The summit will include invited guests Congressmen Emanuel Cleaver, II (D-Mo.) and Kevin Yoder (R-Kan.), who were in Kansas City late last month for a forum sponsored by the Greater Kansas City Chamber of Commerce, where they discussed education and government spending, among other topics. The pair, which represents both sides of the aisle and both sides of the state line, agreed that higher education completion and access deserve lawmakers and educators’ attention and called on local institutions to work together to address the issue. The Kansas-Missouri Summit on Access, Attainment & Completion is the result of that call to action, which is also tied to President Barack Obama’s nationwide college completion agenda.
In addition to Chancellor Gray-Little and Congressmen Cleaver and Yoder, guest speakers include top-level administrators from UMKC, MCC, University of Missouri-Columbia, University of Central Missouri, Johnson County Community College, Haskell Indian Nations University and Kansas State University.
The summit is part of broad access and attainment goals set by each of the three host institutions.
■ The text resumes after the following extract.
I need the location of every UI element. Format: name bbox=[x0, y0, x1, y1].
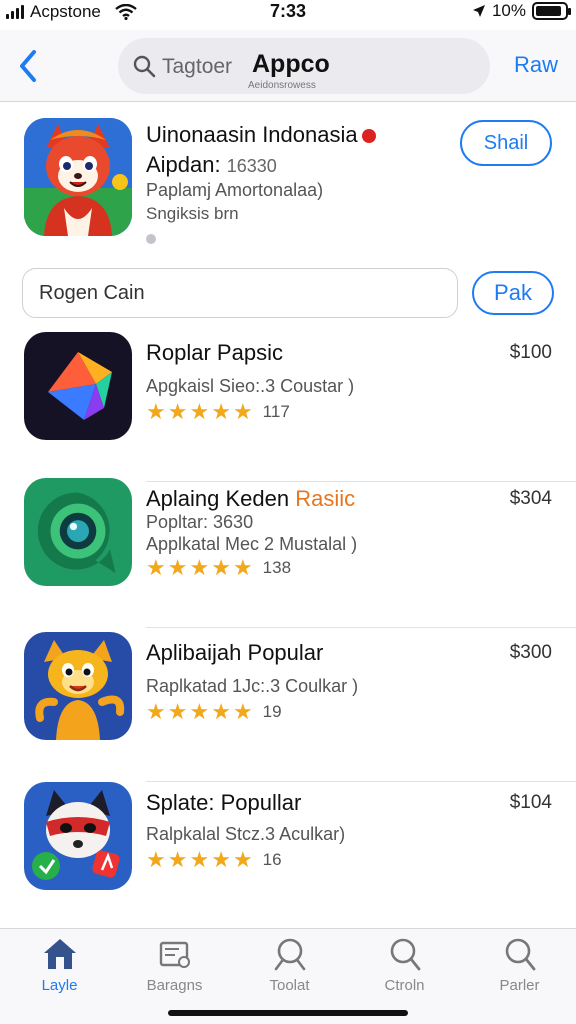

Other initiatives include:
• The University of Kansas is working to increase completion rates and college access by broadening its financial support for students. KU now offers a package of new, four-year renewable scholarships for freshmen and two-year scholarships for transfer students. Starting with the fall 2012 incoming class, KU will automatically award students renewable scholarships according to their academic performance. Prospective students will now know what scholarships they qualify for even before they apply, and KU will confirm the awards within two weeks of the student’s admission to the university. The university has also created the KU Pell Advantage program, which will be available to new fall 2012 Kansas freshmen who receive Federal Pell Grants and meet academic requirements. Visit Affordability KU for details.
• The University of Missouri-Kansas City is participating in the national Access 2 Success initiative, which has as its goal to improve the access and success of underrepresented minority students and low-income students to higher education. UMKC’s broader goal is to focus on the undergraduate student experience and place student success at the center to increase retention and degree attainment.
• Metropolitan Community College is currently developing an Enhanced Strategic Enrollment Plan that will provide long-term growth and serve the educational needs of our community. This aggressive plan will lead us in leveraging our current resources and initiatives to increase the overall enrollment of students, expand our course delivery to areas not currently served and carry out our mission with increased degree and certificate completion, and transfers to four-year institutions.